Mereka rela melakukan perjalanan yang jauh dan melelahkan itu demi mendapatkan pemandangan yang bagus dan tempat yang tepat untuk pembuatan film. Mereka adalah sekelompok mahasiswa dari kejurusan Fakultas Seni Media Rekam, di kampus Institut Seni Idonesia (ISI).

Untuk tugas akhir semester mereka di tuntut untuk membuat sebuah film dokumenter yang menampilkan tempat bersejarah yang masih asri. Dan mereka memutuskan untuk memilih desa Menoreh Kulon progo yang terletak di tengah hutan dan di sana juga terdapat curuk yang indah.

"Udah semua ya? Gak ada yang ketinggalan kan?" Tanya Arin.

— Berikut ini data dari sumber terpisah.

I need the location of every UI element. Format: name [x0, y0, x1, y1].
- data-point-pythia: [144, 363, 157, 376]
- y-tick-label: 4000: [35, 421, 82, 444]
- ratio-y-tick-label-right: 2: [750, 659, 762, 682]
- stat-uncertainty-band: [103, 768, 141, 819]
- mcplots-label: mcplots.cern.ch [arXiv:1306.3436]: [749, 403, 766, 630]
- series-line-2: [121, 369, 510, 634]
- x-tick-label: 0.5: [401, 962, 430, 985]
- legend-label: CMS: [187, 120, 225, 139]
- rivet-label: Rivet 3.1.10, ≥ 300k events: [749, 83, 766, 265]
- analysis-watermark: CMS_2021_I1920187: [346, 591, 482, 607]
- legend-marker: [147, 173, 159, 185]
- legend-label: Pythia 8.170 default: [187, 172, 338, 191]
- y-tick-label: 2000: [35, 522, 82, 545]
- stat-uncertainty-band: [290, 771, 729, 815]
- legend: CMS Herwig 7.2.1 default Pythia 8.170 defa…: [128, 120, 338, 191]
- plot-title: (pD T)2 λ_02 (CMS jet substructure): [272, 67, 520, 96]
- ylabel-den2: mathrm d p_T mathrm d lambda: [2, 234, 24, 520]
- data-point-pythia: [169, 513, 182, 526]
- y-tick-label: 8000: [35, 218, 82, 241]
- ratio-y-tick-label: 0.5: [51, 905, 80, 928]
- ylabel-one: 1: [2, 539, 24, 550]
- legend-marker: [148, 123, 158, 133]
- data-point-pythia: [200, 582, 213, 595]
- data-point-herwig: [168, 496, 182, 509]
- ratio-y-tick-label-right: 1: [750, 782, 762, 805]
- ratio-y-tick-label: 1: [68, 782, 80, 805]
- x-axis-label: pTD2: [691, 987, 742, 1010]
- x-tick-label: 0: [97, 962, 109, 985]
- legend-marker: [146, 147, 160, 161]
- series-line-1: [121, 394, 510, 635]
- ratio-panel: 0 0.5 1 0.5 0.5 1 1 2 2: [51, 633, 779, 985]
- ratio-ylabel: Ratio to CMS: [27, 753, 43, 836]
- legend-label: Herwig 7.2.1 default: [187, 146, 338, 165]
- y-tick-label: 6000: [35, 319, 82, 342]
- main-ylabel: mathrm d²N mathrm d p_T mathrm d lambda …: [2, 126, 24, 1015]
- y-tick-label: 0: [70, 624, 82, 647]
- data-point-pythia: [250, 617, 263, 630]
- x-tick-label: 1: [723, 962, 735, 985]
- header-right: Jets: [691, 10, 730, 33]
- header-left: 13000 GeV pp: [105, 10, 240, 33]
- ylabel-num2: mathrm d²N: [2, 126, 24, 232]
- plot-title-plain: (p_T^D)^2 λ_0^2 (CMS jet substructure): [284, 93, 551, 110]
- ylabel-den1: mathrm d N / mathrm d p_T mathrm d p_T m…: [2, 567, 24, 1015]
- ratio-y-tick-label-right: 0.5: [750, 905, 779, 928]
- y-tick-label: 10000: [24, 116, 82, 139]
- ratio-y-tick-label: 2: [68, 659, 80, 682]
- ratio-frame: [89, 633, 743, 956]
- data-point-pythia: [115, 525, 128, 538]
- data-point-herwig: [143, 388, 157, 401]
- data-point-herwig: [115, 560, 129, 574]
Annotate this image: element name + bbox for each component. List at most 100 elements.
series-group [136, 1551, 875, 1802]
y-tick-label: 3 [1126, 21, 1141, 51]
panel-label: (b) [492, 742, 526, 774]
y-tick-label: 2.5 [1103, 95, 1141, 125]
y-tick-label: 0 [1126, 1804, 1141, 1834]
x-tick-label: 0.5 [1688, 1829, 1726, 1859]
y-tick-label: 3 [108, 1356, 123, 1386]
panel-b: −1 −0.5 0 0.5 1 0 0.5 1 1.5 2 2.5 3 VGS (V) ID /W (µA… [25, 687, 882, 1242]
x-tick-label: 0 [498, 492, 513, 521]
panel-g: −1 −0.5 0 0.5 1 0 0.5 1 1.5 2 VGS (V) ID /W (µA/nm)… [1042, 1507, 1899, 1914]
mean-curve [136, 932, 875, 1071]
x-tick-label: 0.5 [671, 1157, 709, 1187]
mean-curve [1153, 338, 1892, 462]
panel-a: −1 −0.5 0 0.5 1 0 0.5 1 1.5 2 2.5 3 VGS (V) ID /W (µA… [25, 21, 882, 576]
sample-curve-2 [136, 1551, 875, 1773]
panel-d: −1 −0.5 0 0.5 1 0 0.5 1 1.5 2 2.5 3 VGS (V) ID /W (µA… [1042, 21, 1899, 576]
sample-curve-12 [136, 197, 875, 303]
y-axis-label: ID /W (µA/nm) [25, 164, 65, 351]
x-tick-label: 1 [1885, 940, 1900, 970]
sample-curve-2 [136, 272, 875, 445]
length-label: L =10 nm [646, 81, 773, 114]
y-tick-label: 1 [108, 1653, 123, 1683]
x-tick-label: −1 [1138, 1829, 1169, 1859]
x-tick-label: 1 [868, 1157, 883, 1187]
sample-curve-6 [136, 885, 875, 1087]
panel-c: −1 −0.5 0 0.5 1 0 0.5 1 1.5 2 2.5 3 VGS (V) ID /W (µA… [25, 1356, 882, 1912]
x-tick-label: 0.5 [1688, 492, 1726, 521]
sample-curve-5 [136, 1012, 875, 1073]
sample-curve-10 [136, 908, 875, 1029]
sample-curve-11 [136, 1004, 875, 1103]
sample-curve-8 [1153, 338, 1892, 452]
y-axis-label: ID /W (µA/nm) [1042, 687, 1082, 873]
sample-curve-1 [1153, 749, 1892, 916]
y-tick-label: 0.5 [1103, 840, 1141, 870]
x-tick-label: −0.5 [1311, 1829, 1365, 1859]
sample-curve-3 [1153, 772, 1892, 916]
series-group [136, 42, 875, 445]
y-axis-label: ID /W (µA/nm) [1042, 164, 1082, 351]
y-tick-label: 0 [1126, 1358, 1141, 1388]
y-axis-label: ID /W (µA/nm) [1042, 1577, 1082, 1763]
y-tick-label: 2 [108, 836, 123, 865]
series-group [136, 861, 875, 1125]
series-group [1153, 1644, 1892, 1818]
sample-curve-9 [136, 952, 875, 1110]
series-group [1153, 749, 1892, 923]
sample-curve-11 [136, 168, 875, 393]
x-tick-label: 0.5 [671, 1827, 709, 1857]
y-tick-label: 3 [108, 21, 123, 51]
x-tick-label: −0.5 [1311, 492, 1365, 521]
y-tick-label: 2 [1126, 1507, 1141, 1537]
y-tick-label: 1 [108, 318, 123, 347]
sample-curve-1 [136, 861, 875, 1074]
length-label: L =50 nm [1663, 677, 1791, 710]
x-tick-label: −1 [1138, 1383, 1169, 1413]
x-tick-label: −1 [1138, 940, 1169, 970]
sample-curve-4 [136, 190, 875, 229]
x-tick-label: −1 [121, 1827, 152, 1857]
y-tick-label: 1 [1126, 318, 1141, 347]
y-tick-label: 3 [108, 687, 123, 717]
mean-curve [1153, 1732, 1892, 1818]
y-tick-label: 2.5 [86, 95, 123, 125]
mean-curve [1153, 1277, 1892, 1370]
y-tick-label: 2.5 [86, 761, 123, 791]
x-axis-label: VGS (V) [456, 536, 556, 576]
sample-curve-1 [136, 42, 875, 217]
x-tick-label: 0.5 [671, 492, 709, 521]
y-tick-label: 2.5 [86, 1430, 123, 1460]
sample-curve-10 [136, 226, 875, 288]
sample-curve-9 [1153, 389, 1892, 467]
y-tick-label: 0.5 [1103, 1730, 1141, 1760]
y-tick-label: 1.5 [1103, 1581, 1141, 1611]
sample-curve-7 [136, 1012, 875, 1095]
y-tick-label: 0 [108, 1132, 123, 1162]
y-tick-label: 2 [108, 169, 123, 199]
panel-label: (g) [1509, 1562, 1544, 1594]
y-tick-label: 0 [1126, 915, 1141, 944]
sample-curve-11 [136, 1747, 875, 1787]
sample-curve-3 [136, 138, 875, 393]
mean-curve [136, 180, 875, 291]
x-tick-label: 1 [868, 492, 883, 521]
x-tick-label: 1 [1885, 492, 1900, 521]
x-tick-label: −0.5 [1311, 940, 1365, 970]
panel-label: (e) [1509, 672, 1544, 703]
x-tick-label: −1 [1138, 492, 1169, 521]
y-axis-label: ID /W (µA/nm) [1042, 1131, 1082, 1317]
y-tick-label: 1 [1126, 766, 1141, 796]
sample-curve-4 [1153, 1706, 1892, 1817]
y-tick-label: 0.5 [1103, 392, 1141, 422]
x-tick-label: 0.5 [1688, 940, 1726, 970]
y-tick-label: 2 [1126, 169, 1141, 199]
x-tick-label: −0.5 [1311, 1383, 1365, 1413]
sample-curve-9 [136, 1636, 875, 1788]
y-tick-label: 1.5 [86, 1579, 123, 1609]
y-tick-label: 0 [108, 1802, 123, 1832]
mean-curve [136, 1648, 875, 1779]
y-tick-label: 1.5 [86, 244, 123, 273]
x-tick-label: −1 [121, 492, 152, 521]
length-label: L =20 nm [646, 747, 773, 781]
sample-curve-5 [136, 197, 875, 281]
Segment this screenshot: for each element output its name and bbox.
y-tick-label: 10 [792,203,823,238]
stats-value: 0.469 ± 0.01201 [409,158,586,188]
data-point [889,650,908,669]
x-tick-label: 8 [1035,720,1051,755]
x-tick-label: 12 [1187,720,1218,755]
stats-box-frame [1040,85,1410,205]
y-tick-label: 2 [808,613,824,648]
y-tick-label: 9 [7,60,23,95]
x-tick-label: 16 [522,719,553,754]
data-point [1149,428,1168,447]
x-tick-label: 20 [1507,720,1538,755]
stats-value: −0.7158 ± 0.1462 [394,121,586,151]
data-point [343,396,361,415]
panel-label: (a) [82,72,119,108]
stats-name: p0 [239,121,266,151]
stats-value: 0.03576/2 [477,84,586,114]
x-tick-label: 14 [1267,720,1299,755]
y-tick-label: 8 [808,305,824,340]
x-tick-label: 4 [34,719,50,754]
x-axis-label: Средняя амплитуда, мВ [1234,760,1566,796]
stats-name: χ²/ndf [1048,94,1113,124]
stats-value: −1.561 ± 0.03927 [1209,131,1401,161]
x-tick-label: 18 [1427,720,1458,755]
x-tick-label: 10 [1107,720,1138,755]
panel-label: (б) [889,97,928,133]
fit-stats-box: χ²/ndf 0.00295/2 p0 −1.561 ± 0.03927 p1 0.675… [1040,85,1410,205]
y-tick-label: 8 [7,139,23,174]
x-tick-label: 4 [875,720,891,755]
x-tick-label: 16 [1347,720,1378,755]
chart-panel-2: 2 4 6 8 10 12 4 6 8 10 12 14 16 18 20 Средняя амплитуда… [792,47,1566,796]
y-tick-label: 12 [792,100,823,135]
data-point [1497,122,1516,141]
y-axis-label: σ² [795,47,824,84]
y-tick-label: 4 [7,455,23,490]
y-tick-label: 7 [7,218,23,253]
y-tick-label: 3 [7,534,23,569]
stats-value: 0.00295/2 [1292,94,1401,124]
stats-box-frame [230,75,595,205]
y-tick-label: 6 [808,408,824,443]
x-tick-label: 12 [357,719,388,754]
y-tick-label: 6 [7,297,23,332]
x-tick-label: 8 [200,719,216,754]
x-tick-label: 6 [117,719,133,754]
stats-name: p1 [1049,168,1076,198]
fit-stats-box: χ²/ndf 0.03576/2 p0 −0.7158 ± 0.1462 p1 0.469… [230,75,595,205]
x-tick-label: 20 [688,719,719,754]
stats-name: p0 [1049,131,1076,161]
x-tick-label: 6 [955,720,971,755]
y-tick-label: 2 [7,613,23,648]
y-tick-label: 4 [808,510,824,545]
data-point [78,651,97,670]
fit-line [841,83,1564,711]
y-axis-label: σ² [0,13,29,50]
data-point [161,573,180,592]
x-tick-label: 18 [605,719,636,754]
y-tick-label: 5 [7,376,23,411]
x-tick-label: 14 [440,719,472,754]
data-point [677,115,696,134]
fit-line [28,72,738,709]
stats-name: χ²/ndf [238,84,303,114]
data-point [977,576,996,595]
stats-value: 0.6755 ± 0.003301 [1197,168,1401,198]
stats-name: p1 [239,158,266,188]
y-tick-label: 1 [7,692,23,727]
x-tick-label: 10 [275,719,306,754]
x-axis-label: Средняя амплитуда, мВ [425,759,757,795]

"Gak ada, cuss lah jalan." Ujar Fahri dan teman nya mengangguk.

"Bentar, tak doa dulu." Tiba - tiba salah satu teman mereka berdiri.

Dia terlihat memejamkan matanya sambil mulut nya berkomat kamit membaca doa, dia adalah orang yang selalu taat dengan adat kejawen sehingga dia di juluki, si paling primbon.

"Aman kan, Bas?" Tanya Qween.

"Aman, wes ayok jalan." Ujar pria muda yang di panggil Bas, alias Baskoro.

Setelah pintu bus di tutup, suara bising di luar seakan terasa sunyi. Pagi itu terminal memang terlihat sangat ramai, Bus-bus besar sudah terjejer dengan pintu terbuka lebar siap mengantarkan para penumpangnya, ada yang datang dan ada yang pergi seakan ke bisingan itu tak akan pernah berhenti.

"Yeeee, akhir nya jalan juga kita.." Ujar salah satu teman mereka lagi.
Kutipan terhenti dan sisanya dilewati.